Sexual Assault Prevention Theater
Sexual Assault Prevention Theater Capstone
Instructor: Leah Brookner, email@example.com
Schedule: Mondays and Wednesdays from 2:00-3:50pm
Location: Neuburger Hall 382
Dates: March 30, 2015 through June 13, 2015
Hosted by University Studies, the Sexual Assault Prevention Theater Capstone course uses a unique interactive format to engage student performers and audience members in practicing strategies for interrupting sexual violence on PSU’s campus. Students in the class spend the quarter learning about the dynamics of sexual assault as they practice using theater as a tool for social change. Students develop a short play about sexual assault and its prevention based on classroom readings, discussions, prior learning, and lived experiences. This play is then performed for campus audiences based on the Theater of the Oppressed Open Forum model, in which audience members are invited to stop and shift the action by joining the play, thereby practicing strategies for facing challenging situations and "rehearsing for the future."
Past students who attended the Capstone performances have told us:
- "Interaction between performers and the audience was comical and put us all at ease."
- "I really enjoyed the aspect of involving the audience to utilize an array of different skills."
- "Great moderation and acting! Really involved students."
- "Realistic, opened great (difficult) dialogue."
- "They performed seriously, so I could understand the situation clearly."
- "Actors really did well and the discussions were great also loved that we could intervene."

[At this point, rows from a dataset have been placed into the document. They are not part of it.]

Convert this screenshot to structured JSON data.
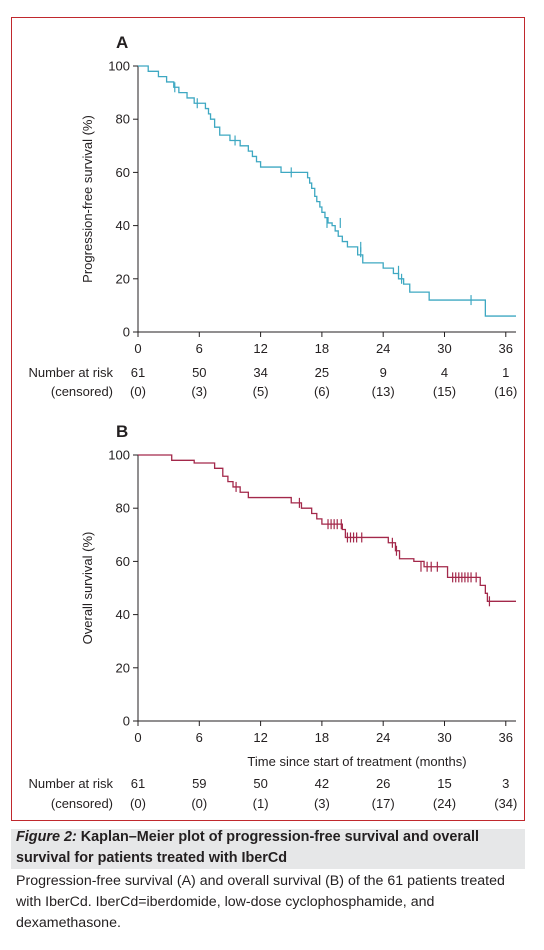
{
  "chart_data": [
    {
      "type": "line",
      "panel": "A",
      "step": true,
      "xlabel": "",
      "ylabel": "Progression-free survival (%)",
      "xlim": [
        0,
        37
      ],
      "ylim": [
        0,
        100
      ],
      "xticks": [
        0,
        6,
        12,
        18,
        24,
        30,
        36
      ],
      "yticks": [
        0,
        20,
        40,
        60,
        80,
        100
      ],
      "color": "#3ea8c2",
      "series": [
        {
          "steps": [
            [
              0,
              100
            ],
            [
              1,
              98
            ],
            [
              2,
              96
            ],
            [
              2.8,
              94
            ],
            [
              3.5,
              92
            ],
            [
              4,
              90
            ],
            [
              4.8,
              88
            ],
            [
              5.5,
              86
            ],
            [
              6.6,
              84
            ],
            [
              6.9,
              82
            ],
            [
              7.1,
              80
            ],
            [
              7.5,
              77
            ],
            [
              8,
              74
            ],
            [
              9,
              72
            ],
            [
              10,
              70
            ],
            [
              10.8,
              68
            ],
            [
              11.2,
              66
            ],
            [
              11.6,
              64
            ],
            [
              12,
              62
            ],
            [
              14,
              60
            ],
            [
              16.6,
              58
            ],
            [
              16.8,
              56
            ],
            [
              17,
              54
            ],
            [
              17.3,
              51
            ],
            [
              17.5,
              49
            ],
            [
              17.8,
              47
            ],
            [
              18,
              45
            ],
            [
              18.3,
              43
            ],
            [
              18.6,
              41
            ],
            [
              19,
              40
            ],
            [
              19.3,
              38
            ],
            [
              19.6,
              36
            ],
            [
              20,
              34
            ],
            [
              20.5,
              32
            ],
            [
              21.5,
              29
            ],
            [
              22,
              26
            ],
            [
              23,
              26
            ],
            [
              24,
              24
            ],
            [
              25,
              22
            ],
            [
              25.5,
              20
            ],
            [
              26,
              18
            ],
            [
              26.6,
              15
            ],
            [
              28.5,
              12
            ],
            [
              34,
              6
            ],
            [
              37,
              6
            ]
          ],
          "censored": [
            [
              3.6,
              92
            ],
            [
              5.8,
              86
            ],
            [
              9.5,
              72
            ],
            [
              15,
              60
            ],
            [
              18.5,
              41
            ],
            [
              19.8,
              41
            ],
            [
              21.8,
              32
            ],
            [
              21.8,
              30
            ],
            [
              25.5,
              23
            ],
            [
              25.8,
              20
            ],
            [
              32.6,
              12
            ]
          ]
        }
      ],
      "risk_table": {
        "times": [
          0,
          6,
          12,
          18,
          24,
          30,
          36
        ],
        "number_at_risk": [
          "61",
          "50",
          "34",
          "25",
          "9",
          "4",
          "1"
        ],
        "censored": [
          "(0)",
          "(3)",
          "(5)",
          "(6)",
          "(13)",
          "(15)",
          "(16)"
        ]
      }
    },
    {
      "type": "line",
      "panel": "B",
      "step": true,
      "xlabel": "Time since start of treatment (months)",
      "ylabel": "Overall survival (%)",
      "xlim": [
        0,
        37
      ],
      "ylim": [
        0,
        100
      ],
      "xticks": [
        0,
        6,
        12,
        18,
        24,
        30,
        36
      ],
      "yticks": [
        0,
        20,
        40,
        60,
        80,
        100
      ],
      "color": "#a3284a",
      "series": [
        {
          "steps": [
            [
              0,
              100
            ],
            [
              3.3,
              98
            ],
            [
              5.5,
              97
            ],
            [
              7.5,
              95
            ],
            [
              8.3,
              92
            ],
            [
              8.8,
              90
            ],
            [
              9.3,
              88
            ],
            [
              10,
              86
            ],
            [
              10.8,
              84
            ],
            [
              15,
              82
            ],
            [
              16,
              80
            ],
            [
              17,
              78
            ],
            [
              17.5,
              76
            ],
            [
              18,
              74
            ],
            [
              20,
              72
            ],
            [
              20.3,
              69
            ],
            [
              24.5,
              67
            ],
            [
              25.2,
              64
            ],
            [
              25.6,
              61
            ],
            [
              27,
              60
            ],
            [
              28,
              58
            ],
            [
              30.3,
              54
            ],
            [
              33.5,
              51
            ],
            [
              34,
              48
            ],
            [
              34.2,
              45
            ],
            [
              37,
              45
            ]
          ],
          "censored": [
            [
              9.6,
              88
            ],
            [
              15.8,
              82
            ],
            [
              18.6,
              74
            ],
            [
              18.9,
              74
            ],
            [
              19.2,
              74
            ],
            [
              19.5,
              74
            ],
            [
              19.9,
              74
            ],
            [
              20.5,
              69
            ],
            [
              20.8,
              69
            ],
            [
              21.1,
              69
            ],
            [
              21.4,
              69
            ],
            [
              21.9,
              69
            ],
            [
              24.9,
              67
            ],
            [
              25.3,
              64
            ],
            [
              27.7,
              58
            ],
            [
              28.3,
              58
            ],
            [
              28.7,
              58
            ],
            [
              29.3,
              58
            ],
            [
              30.8,
              54
            ],
            [
              31.1,
              54
            ],
            [
              31.4,
              54
            ],
            [
              31.7,
              54
            ],
            [
              32,
              54
            ],
            [
              32.3,
              54
            ],
            [
              32.6,
              54
            ],
            [
              33.1,
              54
            ],
            [
              34.4,
              45
            ]
          ]
        }
      ],
      "risk_table": {
        "times": [
          0,
          6,
          12,
          18,
          24,
          30,
          36
        ],
        "number_at_risk": [
          "61",
          "59",
          "50",
          "42",
          "26",
          "15",
          "3"
        ],
        "censored": [
          "(0)",
          "(0)",
          "(1)",
          "(3)",
          "(17)",
          "(24)",
          "(34)"
        ]
      }
    }
  ],
  "risk_labels": {
    "number_at_risk": "Number at risk",
    "censored": "(censored)"
  },
  "caption": {
    "figure_label": "Figure 2:",
    "title": "Kaplan–Meier plot of progression-free survival and overall survival for patients treated with IberCd",
    "body": "Progression-free survival (A) and overall survival (B) of the 61 patients treated with IberCd. IberCd=iberdomide, low-dose cyclophosphamide, and dexamethasone."
  },
  "colors": {
    "frame": "#c0282d",
    "caption_background": "#e6e7e8"
  }
}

- "[I liked] that it was about something that happens. Not overly dramatic. It was interactive"
- "The situation pertains to situations I have been in with friends; it was good to see how outcomes would be different depending on how you intervene."
- "[I liked] the realism-being confused on whether to stop your friend or let them do it because you don't know what they want, especially if you are drunk."
- "Although interactive theater is kind of scary for some, it was useful because we got to see lots of different ways to respond to the scene."
- "[I learned] Effective strategies- to be cautious about generalizations, assumptions, judgment, and defensive attributions (blaming the victim)."